The new Sony A7S Mark II Full Frame camera. Photos: Sony Europe.

The A7S II inherits the same body as the A7 II and A7R II before it, along with the same 5-axis in-body image stabilization technology. Better yet, this new low-light monster can reach ISO sensitivities of up to 409600, and promises minimal noise across the whole ISO range. Lastly, the camera also has a much-improved electronic viewfinder with 0.78x magnification, and can now record 4K video internally.

All in all, this is a really great update, although perhaps not quite as revolutionary as the A7R II was (the sensor in the A7S II is not back-illuminated, for one). Now that the Mark II phase of the A7-series is complete, each model is clearly aimed at a very different type of customer:

  1. The 24-Megapixel A7 Mark II is a general purpose camera, perfect for those without very specific needs and those who are transitioning into a Full Frame system, professionals and enthusiasts alike.

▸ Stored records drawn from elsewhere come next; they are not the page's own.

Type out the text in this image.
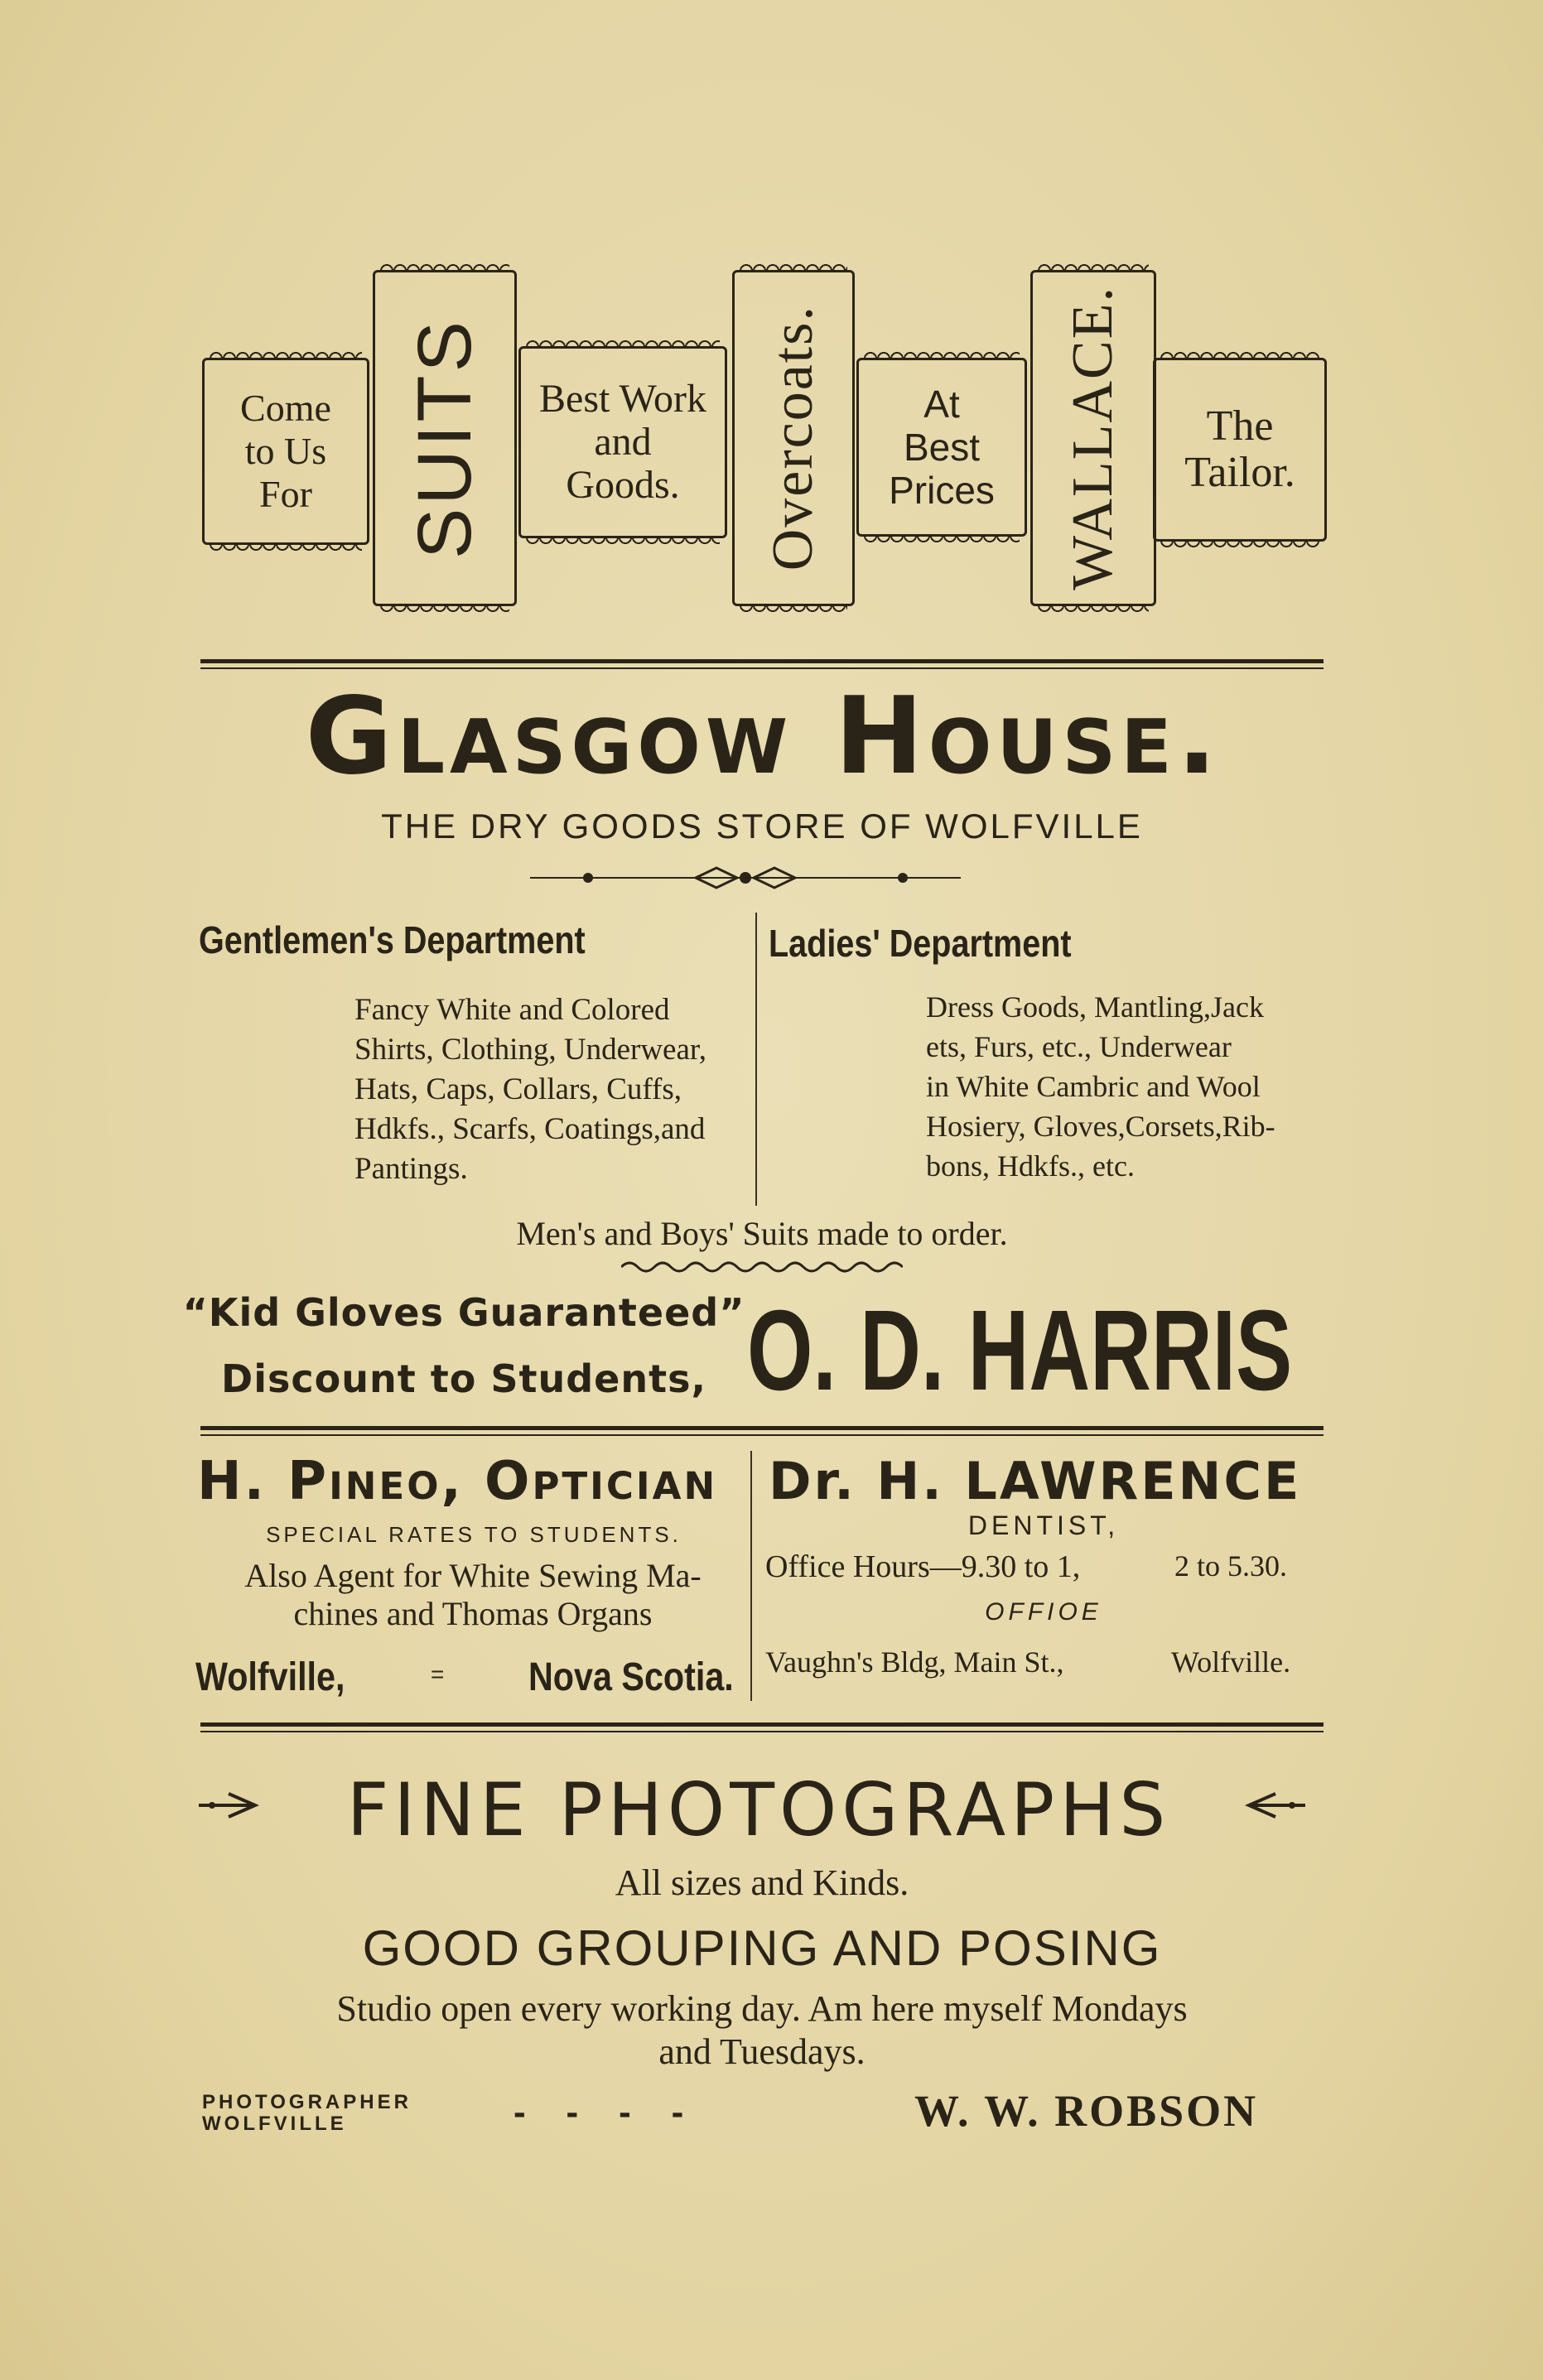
Come
to Us
For SUITS Best Work
and
Goods.	Overcoats.	At
Best
Prices WALLACE.	The
Tailor.
Glasgow House.
THE DRY GOODS STORE OF WOLFVILLE
Gentlemen's Department
Fancy White and Colored
Shirts, Clothing, Underwear,
Hats, Caps, Collars, Cuffs,
Hdkfs., Scarfs, Coatings,and
Pantings.
Ladies' Department
Dress Goods, Mantling,Jack
ets, Furs, etc., Underwear
in White Cambric and Wool
Hosiery, Gloves,Corsets,Rib-
bons, Hdkfs., etc.
Men's and Boys' Suits made to order.
“Kid Gloves Guaranteed”
Discount to Students, O. D. HARRIS
H. Pineo, Optician
SPECIAL RATES TO STUDENTS.
Also Agent for White Sewing Ma-
chines and Thomas Organs
Wolfville,	= Nova Scotia.
Dr. H. LAWRENCE
DENTIST,
Office Hours—9.30 to 1,	2 to 5.30.
OFFIOE
Vaughn's Bldg, Main St.,	Wolfville.
FINE PHOTOGRAPHS
All sizes and Kinds.
GOOD GROUPING AND POSING
Studio open every working day. Am here myself Mondays
and Tuesdays.
PHOTOGRAPHER
WOLFVILLE	-    -    -    -	W. W. ROBSON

  2. The 42-Megapixel A7R Mark II is for those that need the extra resolution for printing large, or for very demanding applications such as fashion shooting, landscape and architecture photography, and the like. This is a camera optimized for taking still pictures, but it can also do 4K video internally.

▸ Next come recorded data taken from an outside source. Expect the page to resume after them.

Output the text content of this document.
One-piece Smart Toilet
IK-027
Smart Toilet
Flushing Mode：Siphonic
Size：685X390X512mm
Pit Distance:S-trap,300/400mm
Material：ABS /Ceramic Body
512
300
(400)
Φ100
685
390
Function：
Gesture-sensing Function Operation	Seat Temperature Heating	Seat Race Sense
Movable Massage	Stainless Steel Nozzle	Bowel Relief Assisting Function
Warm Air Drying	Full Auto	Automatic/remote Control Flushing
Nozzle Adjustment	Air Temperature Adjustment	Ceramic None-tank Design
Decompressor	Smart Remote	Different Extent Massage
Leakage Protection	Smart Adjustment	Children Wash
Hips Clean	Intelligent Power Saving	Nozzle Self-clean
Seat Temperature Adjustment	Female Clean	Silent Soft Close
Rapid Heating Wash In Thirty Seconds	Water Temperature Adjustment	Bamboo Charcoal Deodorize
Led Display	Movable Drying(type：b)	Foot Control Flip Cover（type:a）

  3. The new 12-Megapixel A7S Mark II is the best out of the bunch for video, but it’s also perfect for low-light photography or for those who don’t need as many pixels. This is a great camera if you shoot mostly for the Web, and as a nice bonus, the smaller files its 12.2-Megapixel sensor produces will make post-processing considerably faster and less resource-consuming.

With the A7S II, Sony keeps improving upon the A7-series lineup and giving photographers even more reasons to ditch their DSLRs and jump onto the mirrorless train for good. And if the rumors pointing to new FE lens releases in October are true, things are about to get even better.